Wooyoung kapıyı çalan San'a kapıyı açmış diğerinin meraklı yüzüne bakarken yerinde sallanmaya başlamıştı. Uyguladıkları plan günlerdir San'dan uzak durma planıydı ve oldukça başarılı olmuştu ama en sonunda San'ı kapısında bulmuştu.Yaşadığı bu süreçte birçok kez görünecekti ki kaçmayı başarıp vereceği tepkiyi beklemişti şimdiyse karşısında durmuş kendisine bakıyordu.
"Neden benden kaçıyorsun?" San bedenini kapının yanına yaslamış onu inceliyordu çünkü kaçması için bir sebep de yoktu ona kötü davranmamıştı ya da rahatsız hissettirecek bir şey de yapmamıştı buna rağmen kaçmasına anlam bulamıyordu.

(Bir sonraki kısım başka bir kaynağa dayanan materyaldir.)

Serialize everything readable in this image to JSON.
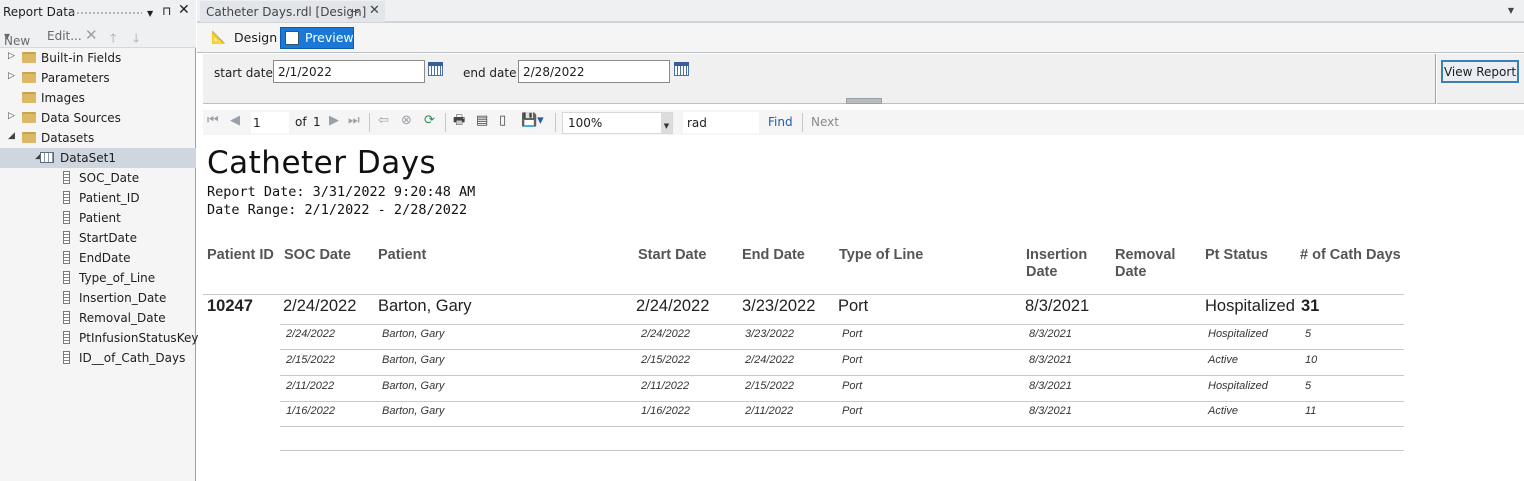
{
  "left_panel": {
    "title": "Report Data",
    "toolbar": {
      "new_label": "New",
      "edit_label": "Edit..."
    },
    "tree": [
      {
        "label": "Built-in Fields",
        "kind": "folder",
        "expander": "closed",
        "indent": 0
      },
      {
        "label": "Parameters",
        "kind": "folder",
        "expander": "closed",
        "indent": 0
      },
      {
        "label": "Images",
        "kind": "folder",
        "expander": "none",
        "indent": 0
      },
      {
        "label": "Data Sources",
        "kind": "folder",
        "expander": "closed",
        "indent": 0
      },
      {
        "label": "Datasets",
        "kind": "folder",
        "expander": "open",
        "indent": 0
      },
      {
        "label": "DataSet1",
        "kind": "dataset",
        "expander": "open",
        "indent": 1,
        "selected": true
      },
      {
        "label": "SOC_Date",
        "kind": "field",
        "indent": 2
      },
      {
        "label": "Patient_ID",
        "kind": "field",
        "indent": 2
      },
      {
        "label": "Patient",
        "kind": "field",
        "indent": 2
      },
      {
        "label": "StartDate",
        "kind": "field",
        "indent": 2
      },
      {
        "label": "EndDate",
        "kind": "field",
        "indent": 2
      },
      {
        "label": "Type_of_Line",
        "kind": "field",
        "indent": 2
      },
      {
        "label": "Insertion_Date",
        "kind": "field",
        "indent": 2
      },
      {
        "label": "Removal_Date",
        "kind": "field",
        "indent": 2
      },
      {
        "label": "PtInfusionStatusKey",
        "kind": "field",
        "indent": 2
      },
      {
        "label": "ID__of_Cath_Days",
        "kind": "field",
        "indent": 2
      }
    ]
  },
  "doc_tab": {
    "title": "Catheter Days.rdl [Design]"
  },
  "modes": {
    "design_label": "Design",
    "preview_label": "Preview",
    "active": "Preview"
  },
  "params": {
    "start_label": "start date",
    "start_value": "2/1/2022",
    "end_label": "end date",
    "end_value": "2/28/2022",
    "view_report_label": "View Report"
  },
  "toolbar": {
    "page_value": "1",
    "of_label": "of",
    "total_pages": "1",
    "zoom": "100%",
    "find_value": "rad",
    "find_label": "Find",
    "next_label": "Next"
  },
  "report": {
    "title": "Catheter Days",
    "report_date": "Report Date: 3/31/2022 9:20:48 AM",
    "date_range": "Date Range: 2/1/2022 - 2/28/2022",
    "headers": [
      "Patient ID",
      "SOC Date",
      "Patient",
      "Start Date",
      "End Date",
      "Type of Line",
      "Insertion\nDate",
      "Removal\nDate",
      "Pt Status",
      "# of Cath Days"
    ],
    "main_row": {
      "patient_id": "10247",
      "soc_date": "2/24/2022",
      "patient": "Barton, Gary",
      "start_date": "2/24/2022",
      "end_date": "3/23/2022",
      "type_of_line": "Port",
      "insertion_date": "8/3/2021",
      "removal_date": "",
      "pt_status": "Hospitalized",
      "cath_days": "31"
    },
    "detail_rows": [
      {
        "soc_date": "2/24/2022",
        "patient": "Barton, Gary",
        "start_date": "2/24/2022",
        "end_date": "3/23/2022",
        "type_of_line": "Port",
        "insertion_date": "8/3/2021",
        "pt_status": "Hospitalized",
        "cath_days": "5"
      },
      {
        "soc_date": "2/15/2022",
        "patient": "Barton, Gary",
        "start_date": "2/15/2022",
        "end_date": "2/24/2022",
        "type_of_line": "Port",
        "insertion_date": "8/3/2021",
        "pt_status": "Active",
        "cath_days": "10"
      },
      {
        "soc_date": "2/11/2022",
        "patient": "Barton, Gary",
        "start_date": "2/11/2022",
        "end_date": "2/15/2022",
        "type_of_line": "Port",
        "insertion_date": "8/3/2021",
        "pt_status": "Hospitalized",
        "cath_days": "5"
      },
      {
        "soc_date": "1/16/2022",
        "patient": "Barton, Gary",
        "start_date": "1/16/2022",
        "end_date": "2/11/2022",
        "type_of_line": "Port",
        "insertion_date": "8/3/2021",
        "pt_status": "Active",
        "cath_days": "11"
      }
    ]
  },
  "colors": {
    "accent": "#1a79d6",
    "selection": "#cfd6e0",
    "header_text": "#555555"
  }
}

"Kaçmadım. İşlerim çok yoğun o yüzden spora vakit bulamadım." dedi Wooyoung bir yandan da bakışlarını kaçırıp içerde işleri varmış gibi orayı işaret etmişti.

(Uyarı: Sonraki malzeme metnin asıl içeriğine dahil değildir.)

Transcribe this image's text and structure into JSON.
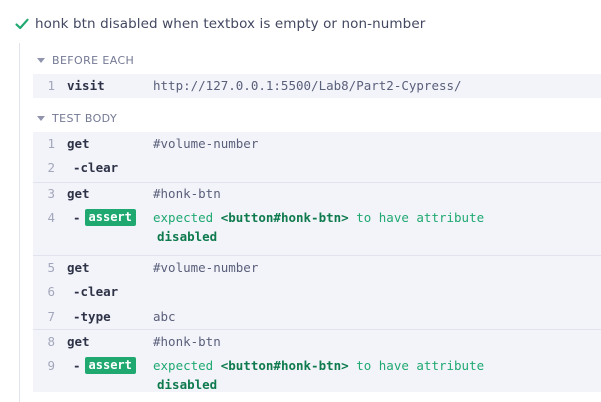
{
  "test": {
    "title": "honk btn disabled when textbox is empty or non-number",
    "status_icon": "check-icon",
    "status_color": "#1fa971"
  },
  "before_each": {
    "header": "BEFORE EACH",
    "commands": [
      {
        "num": "1",
        "cmd": "visit",
        "msg": "http://127.0.0.1:5500/Lab8/Part2-Cypress/"
      }
    ]
  },
  "test_body": {
    "header": "TEST BODY",
    "commands": [
      {
        "num": "1",
        "cmd": "get",
        "msg": "#volume-number"
      },
      {
        "num": "2",
        "cmd": "-clear",
        "msg": ""
      },
      {
        "num": "3",
        "cmd": "get",
        "msg": "#honk-btn"
      },
      {
        "num": "4",
        "cmd": "-",
        "badge": "assert",
        "msg_prefix": "expected ",
        "msg_strong": "<button#honk-btn>",
        "msg_suffix": " to have attribute",
        "msg_line2": "disabled"
      },
      {
        "num": "5",
        "cmd": "get",
        "msg": "#volume-number"
      },
      {
        "num": "6",
        "cmd": "-clear",
        "msg": ""
      },
      {
        "num": "7",
        "cmd": "-type",
        "msg": "abc"
      },
      {
        "num": "8",
        "cmd": "get",
        "msg": "#honk-btn"
      },
      {
        "num": "9",
        "cmd": "-",
        "badge": "assert",
        "msg_prefix": "expected ",
        "msg_strong": "<button#honk-btn>",
        "msg_suffix": " to have attribute",
        "msg_line2": "disabled"
      }
    ]
  },
  "colors": {
    "accent_green": "#1fa971",
    "row_background": "#f3f4fa",
    "text_dark": "#2e3247"
  }
}
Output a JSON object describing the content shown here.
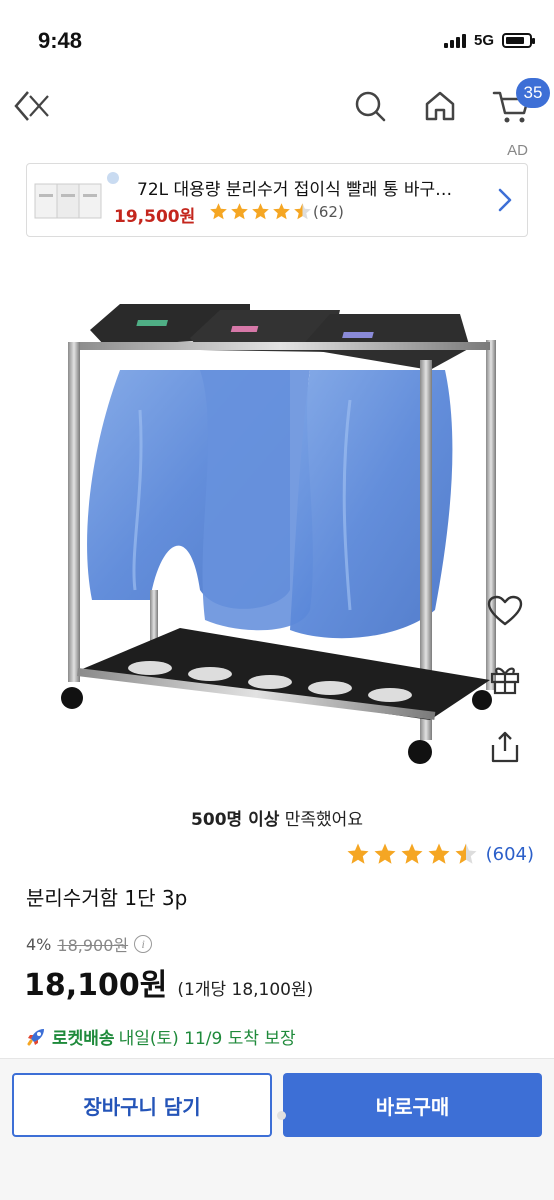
{
  "status_bar": {
    "time": "9:48",
    "network": "5G"
  },
  "nav": {
    "cart_count": "35"
  },
  "ad": {
    "label": "AD",
    "title": "72L 대용량 분리수거 접이식 빨래 통 바구…",
    "price": "19,500원",
    "rating": 4.5,
    "rating_count": "(62)"
  },
  "product": {
    "satisfaction_bold": "500명 이상",
    "satisfaction_rest": " 만족했어요",
    "rating": 4.5,
    "rating_count": "(604)",
    "name": "분리수거함 1단 3p",
    "discount": "4%",
    "original_price": "18,900원",
    "info_icon": "i",
    "sale_price": "18,100원",
    "unit_price": "(1개당 18,100원)"
  },
  "delivery": {
    "rocket_label": "로켓배송",
    "text": "내일(토) 11/9 도착 보장"
  },
  "actions": {
    "cart_label": "장바구니 담기",
    "buy_label": "바로구매"
  },
  "colors": {
    "accent": "#3d6fd6",
    "price_red": "#c4261d",
    "star": "#f5a623",
    "delivery_green": "#1f8a3b"
  },
  "icons": [
    "back-icon",
    "search-icon",
    "home-icon",
    "cart-icon",
    "heart-icon",
    "gift-icon",
    "share-icon",
    "chevron-right-icon",
    "rocket-icon"
  ]
}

"İşte aynı dediğim gibi bak, bir kere denedin sıkılıp bıraktın."
"Hayır ondan değil, söyledim ya zaten San. İşim var içeri girmem gerek." Wooyoung tekrardan içeriyi işaret ederken bu kez onun gitmeyeceğini anlayıp bakışlarını buluşturmuştu ancak San'dan beklediği bakışı alamadı, kolayca bırakıp gitmeyeceği belliydi.
"Sen işlerini ofiste yaparsın, evlik bir durumun yok bahçeye bile çıkmıyorsun hatta seni görmeyeyim diye odanda bile olmuyorsun." San bunları tek tek sıralarken deminden beri buraya gelmek için kafasında nasıl sormam gerek diye kurduğu cümleleri söylerken Wooyoung'un rahatsızlığını fark ederek derin bir nefes verdi. "Noluyor?"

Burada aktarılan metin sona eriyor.